1973’le birlikte Ankara’da Önderliğimiz öncülüğünde şekillenmeye başlayan ve 1976’da Kurdistan’a Apocu grup olarak taşınan, 1978’de de Kurdistan’ın kalbi Amed’de PKK olarak somutlaşıp hızla halk mücadelesine dönüşen özgürlük hareketimiz 1980’de gelişen faşist cuntanın araya girmesi nedeniyle kısa bir süreliğine de olsa kesintiye uğramış, hicret durumu yaşamış. Büyük zorluklar temelinde kendini toparlayarak 1982’de ülkeye dönebilmiş ve Önderliğimizin yoğun çabası neticesinde 1984’te gerilla savaşına başlamıştır. Burada belirtmek istediğimiz şey, eğer 1980 faşist cuntası olmasaydı aslında 1978 yılında gerçekleşen tarihi anlamı büyük Hilvan Komününde olduğu gibi mücadelemiz ağırlıklı olarak ovaya dayalı halk savaşı şeklinde gelişecekti ve tüm Kurdistan’a en erken zamanda yayılarak başka komünlere yol açacak giderek Kurdistan komünleri birliğine dönüşecekti. Ancak faşist cunta koşullarının yarattığı zorluklar nedeniyle önce Ortadoğu hicreti ardından da Kurdistan dağlarında gerilla savaşı biçiminde devam eden bir mücadele olarak şekillendi.
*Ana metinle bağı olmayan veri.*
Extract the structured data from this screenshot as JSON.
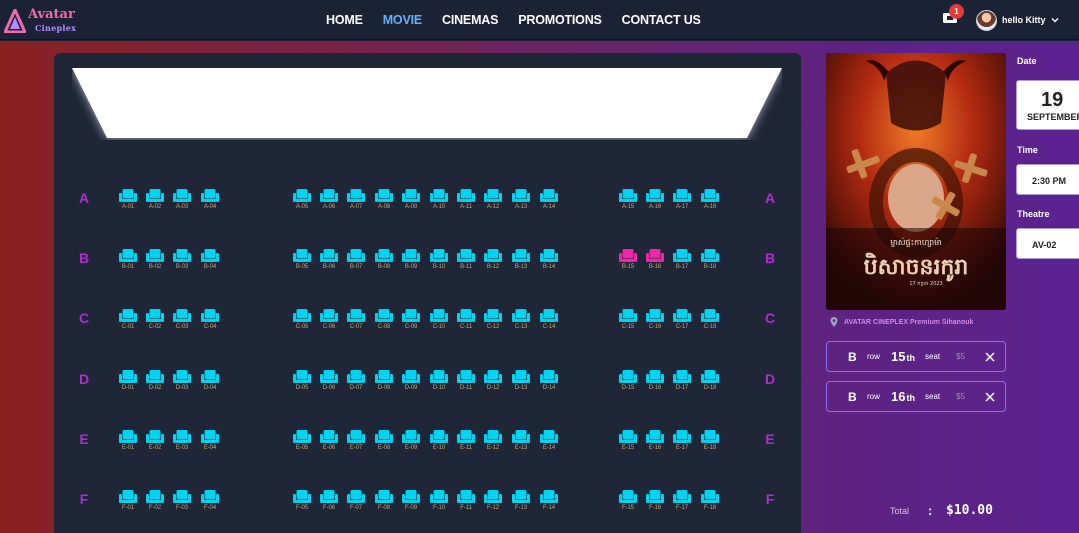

Gerilla savaşı işgal altındaki Kurdistan’da sömürgeciliğe karşı büyük bir tarihi adımı, yeniden dirilişi, soykırımcı faşist devlete karşı çok büyük bir kararlılığı, cesareti, çelikten iradeyi ifade etmektedir. Zaten bu yüzden 15 Ağustos atılımı tarihimize diriliş devrimi olarak geçti ve halkımızın yüzlerce yıllık beklentisini karşılayan büyük özlemin giderilmesini temsil etti. Bu anlamda 15 Ağustosla başlayan gerilla savaşı küllerinden kendini yeniden yaratan halkımızın öyküsünü anlatır. Halkımızın Egîd'i, efsanevi komutanımız Mahsum Korkmaz öncülüğünde Botan’da gerilla savaşını başlatan ve şanlı 15 Ağustos hamlesiyle dost düşman herkese duyuran Kurdistan kurtuluş güçleri (HRK) iki yıl içinde Kurdistan Halk Kurtuluş Ordusu (ARGK) olarak yapılandı. Böylece zorluklar ve koşullar ne olursa olsun mutlaka başaracak ruha, bilince, inanca, iradeye sahip gerilla savaşı çizgisi şekillendi. İşgalci faşist devleti şok içinde bırakan, korkuyla sarsan gerilla savaşı hızla Kurdistan dağlarına yayıldı ve çok yönlü NATO desteğine rağmen gelişimi durdurulamadı. Gerilla savaşı öncü savaştı ve halkımız onu tamamlayan, besleyen, destekleyen konumdaydı. Önder Apo öncülüğünün etkisiyle gerilla savaşımız Botan merkezli olarak hızla halklaştı ve halklaştıkça büyüdü, yayıldı. Halkımızın gerilla desteği 1990’lı yıllarla birlikte çığ gibi büyüdü. Bir anda gerilla sayısı ona katlandı. Özelde de yoğun kadın katılımları nedeniyle ARGK bambaşka bir nitelik kazandı ve 1993’le birlikte bağrından kadın ordulaşmasını doğurdu.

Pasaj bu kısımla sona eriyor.